You know when people are being mean. They always say use a title. Telegraph communities ed Shane Richmond takes issue with Neil Thurman’s – make that Mr Thurman’s – study on UGC, which is available here. He calls it flawed. It isn’t flawed, of course.
It was done at a certain point in time and things, understandably perhaps, have moved on. Call me a pedant, but I’d say a flaw implied a failure in methodology not a failure in time.
But Mr Richmond – maybe I should say Shane – has a point. Most of the work on this study was done between 2004-6. The dates are all scrupulously recorded. The delay is not because Neil works at snails pace, it’s because the work was done for submission to an academic journal, and academic publishing is a slow old business. If it had been commissioned by the Telegraph, it would have been available rather more swiftly.

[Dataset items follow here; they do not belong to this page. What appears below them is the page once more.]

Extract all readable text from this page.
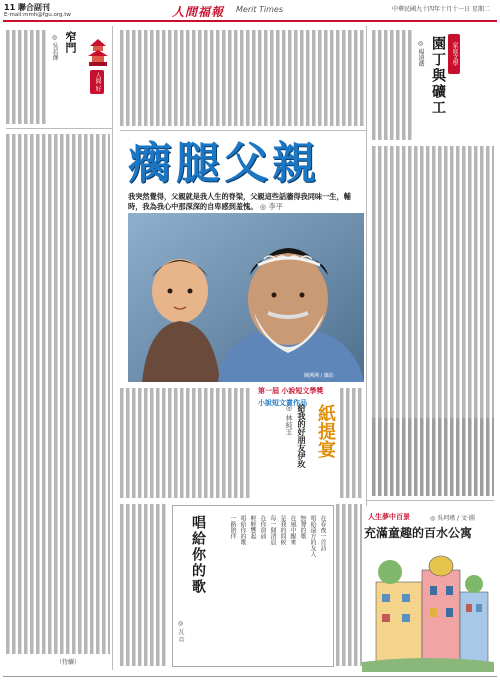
11 聯合副刊
E-mail:mmh@fgu.org.tw	人間福報 Merit Times	中華民國九十四年十月十一日 星期二
◎ 吳若澤 窄門
人間 好文
（待續）
家庭文學
園丁與礦工
◎ 楊遠薇
瘸腿父親
我突然覺得，父親就是我人生的脊梁，父親這些話牆得我同味一生，輔時，我為我心中那深深的自卑感到羞愧。 ◎ 李平
陳溯溯 / 攝影
第一屆 小說短文學獎
小說短文賞作品
紙提宴
給我的好朋友伊玫
◎ 林純玉
唱給你的歌
◎ 瓦 旦
在春夜一首詩
唱給遠方的友人
無聲的歌
在風中醒來
是我的問候
每一個清晨
在你窗前
輕輕響起
唱給你的歌
一路陪伴	人生夢中百景	◎ 吳珂瑾 / 文‧圖
充滿童趣的百水公寓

Academics who want research careers need academic publication in peer-reviewed journals. People will often talk to academics only on the understanding that the work is not published for some time – especially where there are perceived issues of commercial rivalry.
And so one of the costs of thoroughly checked, impeccably conducted research is time. Things change. Matthew Gentzkow authored a fascinating (ok – for this non-economist – excruciating) study on pay walls that would have been a massive boon to the Washington Post if it had appeared a few years earlier than 2007, when it finally made it into the prestigious American Economic Review.
Does academia need to speed up? Personally, I blog – and I like the peer review process of an open and contested online space – so I guess that makes me a certifiable speed freak. But life is not always lived in the now…
2 responses to “Studying User Generated Content – the need for speed”
Hi Adrian,
I think the fact that the world has changed since Mr Thurman, ok Neil, conducted his research is a pretty major flaw.
I have no doubt that Neil’s methodology was impeccable but what value does his study have? It’s a work of history. The only conclusions that can be drawn from it would be outdated ones.
I quite accept that that is not Neil’s fault but it’s still, for me, a major flaw.